A long-overdue alternative strategy begins with a responsible withdrawal of U.S. troops and support for a regional diplomatic solution, including talks with the Taliban, which Afghan President Hamid Karzai wants to pursue and America should support unconditionally. It also includes common-sense counterterrorism measures, intelligence sharing and targeted development and reconstruction assistance.
The president is instead asking for another $32 billion for the Afghanistan surge in a supplemental appropriation that is expected to be voted on in the Senate this week, with a House vote to follow.
But there are signs of a growing opposition. Reps. Jim McGovern (D-Mass.) and Walter Jones (R-N.C.) and Sen. Russ Feingold (D-Wis.) have introduced legislation demanding an exit strategy and a timetable for withdrawal, and Feingold announced that he will introduce an amendment to the supplemental based on that legislation.
The House bill has 91 co-sponsors.
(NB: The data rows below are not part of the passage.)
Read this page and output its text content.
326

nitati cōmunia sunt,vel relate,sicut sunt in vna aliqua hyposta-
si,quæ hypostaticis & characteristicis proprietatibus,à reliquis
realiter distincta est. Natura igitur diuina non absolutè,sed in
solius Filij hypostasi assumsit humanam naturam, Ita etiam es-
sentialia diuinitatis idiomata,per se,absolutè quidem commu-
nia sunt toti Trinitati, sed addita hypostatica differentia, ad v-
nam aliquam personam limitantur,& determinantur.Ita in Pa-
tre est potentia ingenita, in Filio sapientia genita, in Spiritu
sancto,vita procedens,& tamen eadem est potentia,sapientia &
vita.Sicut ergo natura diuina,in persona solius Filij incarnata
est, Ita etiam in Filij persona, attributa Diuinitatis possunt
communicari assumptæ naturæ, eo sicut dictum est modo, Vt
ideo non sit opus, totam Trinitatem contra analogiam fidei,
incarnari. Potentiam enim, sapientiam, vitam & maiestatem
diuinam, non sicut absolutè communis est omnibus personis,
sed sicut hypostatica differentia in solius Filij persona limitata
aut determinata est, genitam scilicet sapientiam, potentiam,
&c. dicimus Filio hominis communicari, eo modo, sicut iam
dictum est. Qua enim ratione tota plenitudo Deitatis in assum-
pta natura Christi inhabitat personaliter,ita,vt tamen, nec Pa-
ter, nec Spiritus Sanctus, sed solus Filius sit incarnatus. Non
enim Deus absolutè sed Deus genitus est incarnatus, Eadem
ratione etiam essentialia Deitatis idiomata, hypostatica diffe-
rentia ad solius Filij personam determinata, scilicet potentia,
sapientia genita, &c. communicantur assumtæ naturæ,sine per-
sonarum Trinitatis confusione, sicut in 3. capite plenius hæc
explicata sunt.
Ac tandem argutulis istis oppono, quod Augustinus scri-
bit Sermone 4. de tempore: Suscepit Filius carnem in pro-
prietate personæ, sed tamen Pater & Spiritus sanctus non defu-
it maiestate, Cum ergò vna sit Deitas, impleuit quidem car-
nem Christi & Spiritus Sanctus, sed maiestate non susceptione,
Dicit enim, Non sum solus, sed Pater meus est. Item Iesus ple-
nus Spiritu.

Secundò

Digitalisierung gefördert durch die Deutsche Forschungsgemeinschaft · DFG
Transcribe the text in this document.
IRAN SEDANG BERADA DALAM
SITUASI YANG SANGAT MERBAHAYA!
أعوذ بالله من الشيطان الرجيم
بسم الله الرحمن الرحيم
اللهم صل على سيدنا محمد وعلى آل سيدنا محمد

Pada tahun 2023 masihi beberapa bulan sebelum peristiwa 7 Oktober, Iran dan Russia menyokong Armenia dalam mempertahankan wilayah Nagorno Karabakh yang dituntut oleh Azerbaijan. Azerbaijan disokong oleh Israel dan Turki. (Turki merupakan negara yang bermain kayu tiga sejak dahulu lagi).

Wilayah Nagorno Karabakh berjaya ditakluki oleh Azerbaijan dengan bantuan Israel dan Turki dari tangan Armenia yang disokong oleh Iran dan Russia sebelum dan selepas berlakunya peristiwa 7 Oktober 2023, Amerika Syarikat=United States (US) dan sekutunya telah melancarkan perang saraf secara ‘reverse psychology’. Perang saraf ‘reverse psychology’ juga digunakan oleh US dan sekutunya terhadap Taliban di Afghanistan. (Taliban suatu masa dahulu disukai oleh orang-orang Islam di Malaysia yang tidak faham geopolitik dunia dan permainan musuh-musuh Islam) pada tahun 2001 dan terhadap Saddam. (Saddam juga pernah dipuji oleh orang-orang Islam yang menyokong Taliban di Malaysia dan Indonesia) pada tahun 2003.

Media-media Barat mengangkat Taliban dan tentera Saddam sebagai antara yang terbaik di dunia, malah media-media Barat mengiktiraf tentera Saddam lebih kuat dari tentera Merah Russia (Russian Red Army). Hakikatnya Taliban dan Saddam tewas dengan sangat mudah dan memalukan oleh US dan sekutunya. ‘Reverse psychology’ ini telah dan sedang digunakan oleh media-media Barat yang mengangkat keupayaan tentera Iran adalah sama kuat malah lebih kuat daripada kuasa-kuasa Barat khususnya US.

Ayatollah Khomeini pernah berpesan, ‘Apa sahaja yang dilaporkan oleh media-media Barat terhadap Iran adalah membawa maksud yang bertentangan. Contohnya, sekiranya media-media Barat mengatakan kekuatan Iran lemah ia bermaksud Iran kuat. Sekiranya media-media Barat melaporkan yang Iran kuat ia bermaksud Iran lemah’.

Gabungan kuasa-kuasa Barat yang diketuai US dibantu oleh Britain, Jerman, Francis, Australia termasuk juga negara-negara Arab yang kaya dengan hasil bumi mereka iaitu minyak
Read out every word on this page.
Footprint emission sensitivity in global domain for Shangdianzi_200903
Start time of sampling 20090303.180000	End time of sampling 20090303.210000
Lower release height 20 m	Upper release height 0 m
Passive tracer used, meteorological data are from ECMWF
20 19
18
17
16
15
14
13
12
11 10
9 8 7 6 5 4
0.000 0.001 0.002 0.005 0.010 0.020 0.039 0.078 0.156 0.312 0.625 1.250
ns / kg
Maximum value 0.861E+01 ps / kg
A strong showing in the House -- where the amendment would probably receive more than 130 votes -- will demonstrate to the president that there is increasing concern in Congress and throughout the country about the danger of an open-ended commitment in Afghanistan. Even though Obama said he will begin withdrawing troops in July 2011, that is a tentative date at best -- and perhaps just the beginning of the kind of very slow withdrawal we see now in Iraq.
Vietnam and Iraq both demonstrated how easy it is to get into war and how difficult it is to get out. We now see that dilemma in Afghanistan. Withdrawal will demand a huge political lift and may well lead to the question, "What were the last eight years of lost blood and treasure about?"
Confronting that question honestly is far less costly than continuing a flawed strategy and a failed war.
Katrina vanden Heuvel is editor and publisher of The Nation and writes a weekly column for The Post.